Bibliomanie

Animali del sogno (tra Kafka, Ortese e gli albi illustrati)
di , numero 57, giugno 2024, Note e Riflessioni, DOI

Animali del sogno (tra Kafka, Ortese e gli albi illustrati)
Come citare questo articolo:
Magda Indiveri, Animali del sogno (tra Kafka, Ortese e gli albi illustrati), «Bibliomanie. Letterature, storiografie, semiotiche», 57, no. 24, giugno 2024, doi:10.48276/issn.2280-8833.11470



«Aveva veduto nel sonno, o sognato…. Che diavolo era stato capace di sognare?… uno strano essere, un pazzo: un topazio. Aveva sognato un topazio: che cos’è, infine, un topazio?[…] E s’era involato lungo le rotaje cangiando sua figura in topaccio e ridarellava topo-topo-topo-topo» (C. E. Gadda, Quer Pasticciaccio brutto de la via Merulana)1….

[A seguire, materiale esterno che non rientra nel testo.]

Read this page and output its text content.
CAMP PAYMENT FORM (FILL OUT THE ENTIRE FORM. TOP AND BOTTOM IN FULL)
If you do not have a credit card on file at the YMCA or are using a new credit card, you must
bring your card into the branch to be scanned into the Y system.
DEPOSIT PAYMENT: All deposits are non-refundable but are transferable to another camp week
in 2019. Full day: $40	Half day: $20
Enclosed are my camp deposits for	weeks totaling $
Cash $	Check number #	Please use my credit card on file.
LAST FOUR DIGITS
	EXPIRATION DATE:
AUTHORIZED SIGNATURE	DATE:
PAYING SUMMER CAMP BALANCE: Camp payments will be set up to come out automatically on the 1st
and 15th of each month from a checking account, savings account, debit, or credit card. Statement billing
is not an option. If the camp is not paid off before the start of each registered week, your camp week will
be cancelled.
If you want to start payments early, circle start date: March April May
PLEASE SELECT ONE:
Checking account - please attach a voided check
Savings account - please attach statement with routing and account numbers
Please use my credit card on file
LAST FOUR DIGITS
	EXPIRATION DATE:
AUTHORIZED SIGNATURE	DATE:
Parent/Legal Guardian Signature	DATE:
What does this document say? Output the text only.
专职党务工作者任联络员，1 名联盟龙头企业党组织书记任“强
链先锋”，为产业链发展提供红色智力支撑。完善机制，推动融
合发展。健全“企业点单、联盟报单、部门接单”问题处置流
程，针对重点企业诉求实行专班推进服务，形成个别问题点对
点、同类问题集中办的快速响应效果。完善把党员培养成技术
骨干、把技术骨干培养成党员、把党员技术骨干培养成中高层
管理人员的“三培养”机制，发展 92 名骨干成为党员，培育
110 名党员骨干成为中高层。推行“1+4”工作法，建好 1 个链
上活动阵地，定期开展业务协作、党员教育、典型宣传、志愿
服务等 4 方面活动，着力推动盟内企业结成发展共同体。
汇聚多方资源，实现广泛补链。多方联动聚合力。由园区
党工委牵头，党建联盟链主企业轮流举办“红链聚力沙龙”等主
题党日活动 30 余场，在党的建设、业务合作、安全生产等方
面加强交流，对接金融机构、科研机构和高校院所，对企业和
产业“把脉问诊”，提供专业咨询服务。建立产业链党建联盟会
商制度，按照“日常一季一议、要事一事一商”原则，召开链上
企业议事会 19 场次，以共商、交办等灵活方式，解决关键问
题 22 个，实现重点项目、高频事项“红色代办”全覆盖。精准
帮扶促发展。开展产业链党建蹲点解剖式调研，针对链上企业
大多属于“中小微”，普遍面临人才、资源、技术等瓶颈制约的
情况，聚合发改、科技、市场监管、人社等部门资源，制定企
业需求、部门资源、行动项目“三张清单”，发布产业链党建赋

«Chi sono gli animali che compaiono nei nostri sogni?» Ricavo la domanda da James Hillman, psicoanalista junghiano, così come il titolo di questa piccola riflessione2. Mi figuro una folla di animali appollaiati o aggrappati sulle testiere del letto, grandi e piccoli, in attesa di entrare nei nostri sogni. Di adulti e di bambini. «Balzano fuori da quelle lontananze per ritrovarsi nel nostro letto al buio.» Sono l’altrove, il diverso da noi, lo straniero. Sono le “wild things” di Maurice Sendak3, sono noi.
Del resto, sappiamo da Giorgio Agamben che «l’uomo-animale e l’animale-uomo sono due facce di una stessa frattura, che non può essere colmata né da una parte né dall’altra4
Sicuramente, un modo diverso di narrare gli animali proviene dalla fiaba5. In controtendenza rispetto alle storie di Esopo e di Fedro, o ai miti antichi, gli animali nelle fiabe non rappresentano più i vizi e le virtù sociali, non ci dicono cosa dobbiamo e/o non dobbiamo fare, non sono allegorie, ma ci mettono in contatto con la nostra parte più intima e profonda, l’elemento emozionale, il non detto. Ancora di più, permettono di guardarci / immedesimarci ma al tempo stesso di prendere le distanze da ciò che ci fa paura, ci è sconosciuto e ignoto. Acquisiscono la caratteristica dell’ambiguo, del doppio. Rassicurano, inquietano.
L’opinione comune considera la letteratura per l’infanzia come il primo avvicinamento del bambino con il mondo di fuori e la natura: una funzione dunque di educazione alla realtà. Da ciò deriverebbe l’umanizzazione degli animali nei libri e nei cartoni più amati: la Pimpa, Peppa Pig, Bambi, Geronimo Stilton, il coniglio di Alice e il grillo di Pinocchio, il topo Federico e Guizzino, fino alle fantasmagoriche evoluzioni dei Pokemon: da sempre, è la letteratura (i miti, i racconti, le leggende, le fiabe, il fantastico) a farsi portatrice di quell’«afflato cosmico in cui alberga e trova voce il non umano6» come dichiara Giorgia Grilli, docente di letteratura per l’infanzia. I bambini di ieri e di oggi sono affascinati dai grossi libri di animali, con immagini vivide e precise, nomenclatura e informazioni dettagliate che forse solo da piccoli è possibile imparare a memoria, e le imparano, e redarguiscono l’adulto se confonde la lampreda con l’anguilla faringea, diventando per una magica stagione dei provetti scienziati. Lo racconta benissimo Bruno Tognolini:

Il bambino aveva un grande Libro degli Animali, che spesso a casa posava in terra e squadernava, sfogliando senza mai stancarsi. Sapeva i nomi di tutti gli animali, e voleva che i grandi e i fratellini li puntassero col dito per interrogarlo e poterli nominare7.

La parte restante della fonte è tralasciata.